Osakwe was elected to the Senate for the Delta North constituency in 1999.
In October 2002, when there was a plan to impeach President Olusegun Obasanjo, he said that senators should not sign the impeachment document without first consulting their electorates.
Shortly before the April 2003 elections, Osakwe denied being among the senators who endorsed the amendment of the Independent Corrupt Practices and other related offences Commission (ICPC) Act.

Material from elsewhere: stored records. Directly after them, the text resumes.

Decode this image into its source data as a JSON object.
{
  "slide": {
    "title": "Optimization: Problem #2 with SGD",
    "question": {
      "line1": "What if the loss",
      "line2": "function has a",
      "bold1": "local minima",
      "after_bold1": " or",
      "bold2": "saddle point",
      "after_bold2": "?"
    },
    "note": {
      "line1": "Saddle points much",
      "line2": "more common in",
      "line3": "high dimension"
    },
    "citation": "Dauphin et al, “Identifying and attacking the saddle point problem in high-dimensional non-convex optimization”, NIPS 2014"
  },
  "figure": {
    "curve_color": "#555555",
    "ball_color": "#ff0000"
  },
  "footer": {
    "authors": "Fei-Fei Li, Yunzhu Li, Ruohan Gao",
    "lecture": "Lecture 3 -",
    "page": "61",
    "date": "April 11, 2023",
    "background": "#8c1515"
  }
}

He was reelected in 2003 as candidate of the People's Democratic Party (PDP), despite a poor reputation for contributing to debates or motions in the upper chamber.
He was elected again in 2007 representing the Accord party. He was appointed to committees on Gas, Banking, Insurance & Other Financial Institutions, Appropriation, Niger Delta and Senate Services.

In a January 2008 debate over the proposed Freedom of Information Bill, Osakwe asked why the bill was not signed by former President Olusegun Obasanjo. He noted that the act had to comply with the Official Secrets Act.

In May 2008, the Election Petition Tribunal in Asaba struck out a petition against the election of the Governor of Delta State, Emmanuel Uduaghan and Patrick Osakwe.
The PDP candidate Mirian Comfort Ali had asserted that the Accord party did not validly present Patrick Osakwe as candidate for the election.

In July 2009, Osakwe, Deputy Chairman of the Senate committee on Gas, condemned the "over involvement" of the Federal Government in the oil and gas sector at a Delta State meeting to discuss the National Gas Master Plan.